Danny Hall

Personal information
- Born: 30 November 1974 (age 51) Chertsey, Surrey, England
- Height: 180 cm (5 ft 11 in)
- Weight: 82 kg (181 lb)

Sport
- Sport: Field hockey
- Position: Forward

Senior career
- Years: Team / Caps / Goals
- 1994–2007: Guildford / - / -
- 2007–2012: East Grinstead / - / -
- 2013–2014: Holcombe / - / -

National team
- Years: Team / Caps / Goals
- –: GB & England /  / -

Medal record
Men's field hockey
Representing England
Commonwealth Games
| Bronze medal – third place | 1998 Kuala Lumpur | Team |
European Championship
| Bronze medal – third place | 1999 Padua | Team |
| Bronze medal – third place | 2003 Barcelona | Team |

= Danny Hall (field hockey) =

British field hockey player

Daniel James Hall (born 30 November 1974) is a former field hockey forward from England, who participated in three Summer Olympics in 1996, 2000 and 2004.

== Biography ==
Hall played club hockey for Guildford in the Men's England Hockey League and was capped by the England U21 in 1995.

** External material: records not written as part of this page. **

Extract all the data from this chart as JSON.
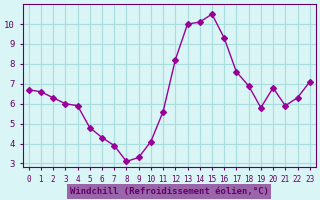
{
  "x": [
    0,
    1,
    2,
    3,
    4,
    5,
    6,
    7,
    8,
    9,
    10,
    11,
    12,
    13,
    14,
    15,
    16,
    17,
    18,
    19,
    20,
    21,
    22,
    23
  ],
  "y": [
    6.7,
    6.6,
    6.3,
    6.0,
    5.9,
    4.8,
    4.3,
    3.9,
    3.1,
    3.3,
    4.1,
    5.6,
    8.2,
    10.0,
    10.1,
    10.5,
    9.3,
    7.6,
    6.9,
    5.8,
    6.8,
    5.9,
    6.3,
    7.1
  ],
  "line_color": "#990099",
  "marker": "D",
  "marker_size": 3,
  "bg_color": "#d9f5f5",
  "grid_color": "#aadddd",
  "xlabel": "Windchill (Refroidissement éolien,°C)",
  "xlabel_color": "#660066",
  "xlabel_bg": "#9966aa",
  "ylabel_ticks": [
    3,
    4,
    5,
    6,
    7,
    8,
    9,
    10
  ],
  "xtick_labels": [
    "0",
    "1",
    "2",
    "3",
    "4",
    "5",
    "6",
    "7",
    "8",
    "9",
    "10",
    "11",
    "12",
    "13",
    "14",
    "15",
    "16",
    "17",
    "18",
    "19",
    "20",
    "21",
    "22",
    "23"
  ],
  "xlim": [
    -0.5,
    23.5
  ],
  "ylim": [
    2.8,
    11.0
  ],
  "title_color": "#ffffff",
  "tick_color": "#660066",
  "spine_color": "#660066"
}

Hall went to three Olympic Games, the first representing Great Britain at the 1996 Olympic Games in Atlanta and the second was representing Great Britain at the 2000 Olympic Games in Sydney. Still at Guildford and the captain of his club, Hall represented England at the 2002 Commonwealth Games in Manchester and participated in his third Olympics at the 2004 Olympic Games in Athens.

He later played for East Grinstead and Holcombe.